Pagination is tricky because a user could pass a ?page=-100
and negative pages
do not exist. You could have avoided that by using an Option<u64>
but then
you’d have to cast that value to an i64
whenever you want to bind that to a
query (in Postgres at least). To make things worse, an hacker could request a
limit_per_page=1000000000
to make your server crash and wake you up while
you’re sleeping because your app is dead.

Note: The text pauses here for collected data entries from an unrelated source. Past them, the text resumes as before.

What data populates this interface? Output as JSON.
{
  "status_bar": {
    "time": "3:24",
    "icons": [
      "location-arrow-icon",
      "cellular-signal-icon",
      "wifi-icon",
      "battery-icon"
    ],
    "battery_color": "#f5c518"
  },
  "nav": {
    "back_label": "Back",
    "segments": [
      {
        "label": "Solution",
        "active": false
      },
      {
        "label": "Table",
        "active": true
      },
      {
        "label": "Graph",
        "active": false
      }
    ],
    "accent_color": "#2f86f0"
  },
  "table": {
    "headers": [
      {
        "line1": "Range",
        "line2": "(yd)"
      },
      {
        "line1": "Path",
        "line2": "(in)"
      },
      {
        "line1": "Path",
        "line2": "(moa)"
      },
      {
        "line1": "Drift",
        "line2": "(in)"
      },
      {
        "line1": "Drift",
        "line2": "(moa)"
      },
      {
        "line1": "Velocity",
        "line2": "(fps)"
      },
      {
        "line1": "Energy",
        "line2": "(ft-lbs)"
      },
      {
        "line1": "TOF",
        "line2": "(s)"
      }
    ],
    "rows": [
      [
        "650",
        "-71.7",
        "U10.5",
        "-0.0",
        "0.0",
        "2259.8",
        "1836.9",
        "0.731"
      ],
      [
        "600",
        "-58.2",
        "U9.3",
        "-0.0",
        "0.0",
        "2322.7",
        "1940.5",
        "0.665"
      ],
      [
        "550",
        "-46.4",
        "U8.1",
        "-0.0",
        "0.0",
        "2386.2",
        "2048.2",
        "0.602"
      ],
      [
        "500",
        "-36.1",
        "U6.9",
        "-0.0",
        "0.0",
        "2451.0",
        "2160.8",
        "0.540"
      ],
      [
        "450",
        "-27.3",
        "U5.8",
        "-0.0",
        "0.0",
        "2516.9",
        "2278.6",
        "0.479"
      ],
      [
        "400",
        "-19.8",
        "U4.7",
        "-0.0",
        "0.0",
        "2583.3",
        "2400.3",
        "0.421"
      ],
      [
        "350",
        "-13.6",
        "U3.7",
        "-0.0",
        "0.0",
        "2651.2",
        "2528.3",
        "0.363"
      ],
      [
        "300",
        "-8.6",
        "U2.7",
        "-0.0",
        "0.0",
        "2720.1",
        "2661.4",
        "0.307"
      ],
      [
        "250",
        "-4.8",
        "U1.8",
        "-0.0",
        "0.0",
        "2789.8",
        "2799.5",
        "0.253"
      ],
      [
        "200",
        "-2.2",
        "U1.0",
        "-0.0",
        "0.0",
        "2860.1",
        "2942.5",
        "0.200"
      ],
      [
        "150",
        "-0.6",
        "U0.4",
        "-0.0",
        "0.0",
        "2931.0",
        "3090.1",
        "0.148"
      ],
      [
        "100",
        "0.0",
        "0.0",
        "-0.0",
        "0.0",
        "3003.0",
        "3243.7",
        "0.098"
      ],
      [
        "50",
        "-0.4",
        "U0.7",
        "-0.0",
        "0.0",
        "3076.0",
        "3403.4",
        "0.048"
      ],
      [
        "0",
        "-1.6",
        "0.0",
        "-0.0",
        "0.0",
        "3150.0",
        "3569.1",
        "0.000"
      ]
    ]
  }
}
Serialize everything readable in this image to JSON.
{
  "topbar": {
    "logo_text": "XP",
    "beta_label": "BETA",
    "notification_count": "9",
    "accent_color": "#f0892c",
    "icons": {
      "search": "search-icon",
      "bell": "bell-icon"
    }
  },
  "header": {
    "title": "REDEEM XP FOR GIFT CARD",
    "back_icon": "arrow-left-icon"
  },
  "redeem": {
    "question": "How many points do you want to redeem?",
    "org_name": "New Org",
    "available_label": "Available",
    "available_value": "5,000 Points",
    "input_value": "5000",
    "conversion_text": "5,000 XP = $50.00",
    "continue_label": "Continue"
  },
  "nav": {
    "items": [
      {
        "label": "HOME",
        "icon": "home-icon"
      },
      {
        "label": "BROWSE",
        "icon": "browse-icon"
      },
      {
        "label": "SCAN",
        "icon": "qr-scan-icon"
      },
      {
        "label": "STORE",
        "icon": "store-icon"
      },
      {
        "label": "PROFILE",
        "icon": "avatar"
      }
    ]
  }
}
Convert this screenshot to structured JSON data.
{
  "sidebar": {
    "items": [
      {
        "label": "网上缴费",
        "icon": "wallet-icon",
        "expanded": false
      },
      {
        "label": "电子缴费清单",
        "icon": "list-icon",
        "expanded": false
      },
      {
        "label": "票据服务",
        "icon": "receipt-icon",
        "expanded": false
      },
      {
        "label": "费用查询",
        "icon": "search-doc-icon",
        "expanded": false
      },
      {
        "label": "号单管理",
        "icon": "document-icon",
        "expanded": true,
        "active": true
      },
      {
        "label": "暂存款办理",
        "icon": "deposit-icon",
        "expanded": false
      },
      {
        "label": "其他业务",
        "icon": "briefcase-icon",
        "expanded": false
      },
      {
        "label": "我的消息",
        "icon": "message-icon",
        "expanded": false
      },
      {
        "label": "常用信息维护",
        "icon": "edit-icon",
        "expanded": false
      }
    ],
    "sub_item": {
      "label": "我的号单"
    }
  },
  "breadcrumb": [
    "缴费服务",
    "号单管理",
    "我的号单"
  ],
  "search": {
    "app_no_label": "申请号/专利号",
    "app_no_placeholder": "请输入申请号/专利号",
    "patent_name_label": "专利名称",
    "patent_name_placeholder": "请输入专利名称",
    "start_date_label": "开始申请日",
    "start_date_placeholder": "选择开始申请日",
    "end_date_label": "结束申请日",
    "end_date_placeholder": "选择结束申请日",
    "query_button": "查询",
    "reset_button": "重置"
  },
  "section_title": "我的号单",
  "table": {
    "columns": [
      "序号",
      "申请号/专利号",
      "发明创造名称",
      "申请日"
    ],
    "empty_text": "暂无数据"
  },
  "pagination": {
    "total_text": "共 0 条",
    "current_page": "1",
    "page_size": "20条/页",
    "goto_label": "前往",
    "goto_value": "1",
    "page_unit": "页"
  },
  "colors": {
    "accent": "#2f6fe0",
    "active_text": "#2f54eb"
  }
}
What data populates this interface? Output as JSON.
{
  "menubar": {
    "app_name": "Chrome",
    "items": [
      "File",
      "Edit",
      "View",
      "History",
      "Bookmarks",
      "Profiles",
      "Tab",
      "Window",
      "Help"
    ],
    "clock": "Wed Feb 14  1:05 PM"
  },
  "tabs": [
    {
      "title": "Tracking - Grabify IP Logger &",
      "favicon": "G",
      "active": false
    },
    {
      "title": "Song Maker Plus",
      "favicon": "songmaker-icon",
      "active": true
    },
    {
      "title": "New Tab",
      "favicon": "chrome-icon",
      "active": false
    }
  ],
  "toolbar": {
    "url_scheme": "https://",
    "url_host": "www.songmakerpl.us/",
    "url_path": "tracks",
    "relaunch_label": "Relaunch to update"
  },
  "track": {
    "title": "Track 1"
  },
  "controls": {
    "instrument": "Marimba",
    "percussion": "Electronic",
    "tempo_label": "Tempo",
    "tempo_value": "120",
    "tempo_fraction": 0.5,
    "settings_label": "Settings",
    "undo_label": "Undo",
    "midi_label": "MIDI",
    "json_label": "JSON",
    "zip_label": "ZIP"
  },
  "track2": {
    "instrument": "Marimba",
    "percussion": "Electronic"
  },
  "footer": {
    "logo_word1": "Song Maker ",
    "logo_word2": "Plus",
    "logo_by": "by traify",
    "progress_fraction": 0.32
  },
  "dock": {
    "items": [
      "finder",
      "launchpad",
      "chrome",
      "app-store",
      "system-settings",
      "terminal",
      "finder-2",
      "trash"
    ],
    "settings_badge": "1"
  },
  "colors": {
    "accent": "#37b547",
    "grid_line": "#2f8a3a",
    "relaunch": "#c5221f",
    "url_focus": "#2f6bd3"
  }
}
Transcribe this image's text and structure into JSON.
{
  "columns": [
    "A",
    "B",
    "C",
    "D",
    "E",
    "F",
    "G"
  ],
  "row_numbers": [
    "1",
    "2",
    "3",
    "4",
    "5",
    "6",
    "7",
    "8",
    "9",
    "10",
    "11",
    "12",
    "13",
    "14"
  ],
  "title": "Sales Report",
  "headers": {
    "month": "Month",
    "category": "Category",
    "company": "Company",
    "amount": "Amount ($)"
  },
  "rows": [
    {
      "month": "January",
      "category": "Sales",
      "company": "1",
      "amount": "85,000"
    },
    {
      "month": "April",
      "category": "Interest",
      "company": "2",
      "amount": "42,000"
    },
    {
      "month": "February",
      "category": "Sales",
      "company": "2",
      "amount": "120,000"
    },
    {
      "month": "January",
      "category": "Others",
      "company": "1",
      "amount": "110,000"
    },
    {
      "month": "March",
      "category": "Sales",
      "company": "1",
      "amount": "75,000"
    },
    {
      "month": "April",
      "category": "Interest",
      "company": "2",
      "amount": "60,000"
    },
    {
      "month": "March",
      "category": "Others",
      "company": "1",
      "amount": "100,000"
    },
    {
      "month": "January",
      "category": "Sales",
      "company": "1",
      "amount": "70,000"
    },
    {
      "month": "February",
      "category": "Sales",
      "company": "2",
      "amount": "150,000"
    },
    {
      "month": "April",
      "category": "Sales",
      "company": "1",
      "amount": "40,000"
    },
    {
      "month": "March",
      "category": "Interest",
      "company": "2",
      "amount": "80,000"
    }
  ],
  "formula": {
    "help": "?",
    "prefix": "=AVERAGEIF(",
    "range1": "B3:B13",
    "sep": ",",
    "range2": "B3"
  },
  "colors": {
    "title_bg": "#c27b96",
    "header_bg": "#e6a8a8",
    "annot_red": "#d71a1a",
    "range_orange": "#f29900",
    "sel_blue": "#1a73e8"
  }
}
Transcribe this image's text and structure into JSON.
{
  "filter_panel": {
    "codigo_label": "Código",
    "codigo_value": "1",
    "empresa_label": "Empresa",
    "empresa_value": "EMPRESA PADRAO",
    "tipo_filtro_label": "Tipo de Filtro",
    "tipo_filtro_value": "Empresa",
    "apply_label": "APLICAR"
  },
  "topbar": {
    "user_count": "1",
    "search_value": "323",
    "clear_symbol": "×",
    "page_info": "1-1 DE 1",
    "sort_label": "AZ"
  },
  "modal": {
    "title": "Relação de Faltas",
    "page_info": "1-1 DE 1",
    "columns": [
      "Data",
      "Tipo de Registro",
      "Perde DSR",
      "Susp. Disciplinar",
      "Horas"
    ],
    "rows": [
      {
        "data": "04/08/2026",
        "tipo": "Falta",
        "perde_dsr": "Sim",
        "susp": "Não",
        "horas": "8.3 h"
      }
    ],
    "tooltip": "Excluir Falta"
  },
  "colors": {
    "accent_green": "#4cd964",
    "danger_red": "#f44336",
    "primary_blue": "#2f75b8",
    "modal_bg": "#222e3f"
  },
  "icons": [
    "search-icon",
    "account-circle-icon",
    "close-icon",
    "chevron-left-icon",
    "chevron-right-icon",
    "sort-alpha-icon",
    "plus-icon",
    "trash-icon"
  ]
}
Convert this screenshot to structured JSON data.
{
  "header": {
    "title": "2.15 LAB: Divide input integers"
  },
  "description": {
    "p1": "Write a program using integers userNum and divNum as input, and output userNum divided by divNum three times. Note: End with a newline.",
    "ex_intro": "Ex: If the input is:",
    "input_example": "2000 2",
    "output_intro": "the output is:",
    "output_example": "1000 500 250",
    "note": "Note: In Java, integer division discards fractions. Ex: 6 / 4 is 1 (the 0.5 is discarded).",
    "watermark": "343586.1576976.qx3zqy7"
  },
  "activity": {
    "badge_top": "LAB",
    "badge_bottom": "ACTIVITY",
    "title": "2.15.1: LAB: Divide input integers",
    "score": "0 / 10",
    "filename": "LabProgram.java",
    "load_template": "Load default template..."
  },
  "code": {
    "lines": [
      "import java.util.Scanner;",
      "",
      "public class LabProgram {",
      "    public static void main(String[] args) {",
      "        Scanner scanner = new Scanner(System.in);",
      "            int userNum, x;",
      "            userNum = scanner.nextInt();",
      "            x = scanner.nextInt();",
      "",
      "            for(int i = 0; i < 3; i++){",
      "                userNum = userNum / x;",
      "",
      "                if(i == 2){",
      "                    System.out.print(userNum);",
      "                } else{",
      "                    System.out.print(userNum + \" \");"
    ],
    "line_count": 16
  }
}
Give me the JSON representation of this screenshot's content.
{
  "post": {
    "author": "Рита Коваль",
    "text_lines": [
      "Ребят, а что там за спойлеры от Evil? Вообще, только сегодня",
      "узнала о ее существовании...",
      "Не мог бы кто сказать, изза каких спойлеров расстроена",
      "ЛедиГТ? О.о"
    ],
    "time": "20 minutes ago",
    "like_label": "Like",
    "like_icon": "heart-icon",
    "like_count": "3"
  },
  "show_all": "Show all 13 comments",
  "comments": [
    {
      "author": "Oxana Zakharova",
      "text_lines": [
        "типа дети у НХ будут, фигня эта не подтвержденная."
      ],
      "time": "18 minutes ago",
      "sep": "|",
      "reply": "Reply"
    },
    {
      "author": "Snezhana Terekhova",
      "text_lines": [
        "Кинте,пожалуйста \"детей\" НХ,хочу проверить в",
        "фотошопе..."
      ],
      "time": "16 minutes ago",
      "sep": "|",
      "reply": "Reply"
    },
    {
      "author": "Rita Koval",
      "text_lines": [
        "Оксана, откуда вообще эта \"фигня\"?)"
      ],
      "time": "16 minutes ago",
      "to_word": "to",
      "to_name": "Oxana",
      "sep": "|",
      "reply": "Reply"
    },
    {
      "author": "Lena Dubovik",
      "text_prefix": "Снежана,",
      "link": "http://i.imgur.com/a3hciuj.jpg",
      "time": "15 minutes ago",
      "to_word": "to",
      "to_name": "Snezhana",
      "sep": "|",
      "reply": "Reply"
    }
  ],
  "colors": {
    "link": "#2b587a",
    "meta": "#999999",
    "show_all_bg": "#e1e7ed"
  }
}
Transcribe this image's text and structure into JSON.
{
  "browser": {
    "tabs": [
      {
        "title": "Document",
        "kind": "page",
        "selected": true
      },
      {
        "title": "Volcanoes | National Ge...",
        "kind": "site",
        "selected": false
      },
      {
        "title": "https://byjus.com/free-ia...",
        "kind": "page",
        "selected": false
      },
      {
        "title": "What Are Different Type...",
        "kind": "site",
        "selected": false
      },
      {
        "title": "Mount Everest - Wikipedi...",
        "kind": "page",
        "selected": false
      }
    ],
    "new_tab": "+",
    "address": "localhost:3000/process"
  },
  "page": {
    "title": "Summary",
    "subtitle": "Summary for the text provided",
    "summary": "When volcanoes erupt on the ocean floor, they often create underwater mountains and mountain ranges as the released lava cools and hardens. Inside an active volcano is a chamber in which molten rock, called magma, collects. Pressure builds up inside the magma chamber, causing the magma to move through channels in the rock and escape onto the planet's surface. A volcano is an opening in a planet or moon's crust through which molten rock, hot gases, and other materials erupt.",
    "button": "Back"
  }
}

My less sql-centric self would have implemented a filter validation to check for its correctness
impl Filter {
fn validate(&self) -> Result<(), String> {
match self.page {
Some(page) if page < 0 => {
return Err("page can't be negative")
}
_ => {}
}
match self.limit_per_page {
Some(limit) if limit < 10 && limit > 100 {
return Err("limit must be between 10 and 100")
}
_ => {}
}
Ok(())
}
}
But guess what… SQL has the solution for you
async fn filter(filter: Filter, pg: &PgPool) {
sqlx::query(
r"SELECT *
FROM users
LIMIT
CASE WHEN $2 > 0 THEN $2 END
OFFSET
CASE
WHEN $2 BETWEEN 0 AND 100 AND $1 > 0
THEN (($1 - 1) * $2)
ELSE
50
END"
)
// if page is not provided, fallback to 0
.bind(filter.page.unwrap_or(0))
// if limit is not provided, fallback to 50
.bind(filter.limit_per_page.unwrap_or(50))
.fetch_all(pg)
.await
.unwrap()
}
The LIMIT
statement is only applied if the passed value is greater than zero,
on the other hand the OFFSET
is applied only if the passed
limit_per_page
is between zero and a hundred and the page
is not
negative, all other cases are defaulted to OFFSET 50
.
Lastly, I’d like to cover an UPDATE
statement which I feel is also quite
common in APIs out there. Let’s say we have an UpdateForm
struct that models
our HTML form.
struct UpdateForm {
id: Uuid
name: Option<String>
surname: Option<String>
}
This form takes the user unique id and, optionally, its name and surname. I want
to provide a way for my client to only update the value that it passes to my
backend with a Some(_)
value. Seems like we can do just that with the use of COALESCE
async fn update_user(UpdateForm { id, name, surname }: UpdateForm, pg: &PgPool) {
sqlx::query(
r"UPDATE user
SET name = COALESCE($2, name),
surname = COALESCE($3, surname)
WHERE id = $1"
)
.bind(id)
.bind(name)
.bind(surname)
.fetch_one(pg)
.await
.unwrap();
}
The query above uses COALESCE
to only update those values that are
.is_some()
, the others will remain the same and no update will take place.
Neat! be mindful, `COALESCE` will return the first non-null value in its statement, so order matters!
As you can see we’ve got a lot done by employing sql alone, you can get smart with it and avoid writing over-complicated Rust logic in your queries, isn’t that a neater and better solution overall?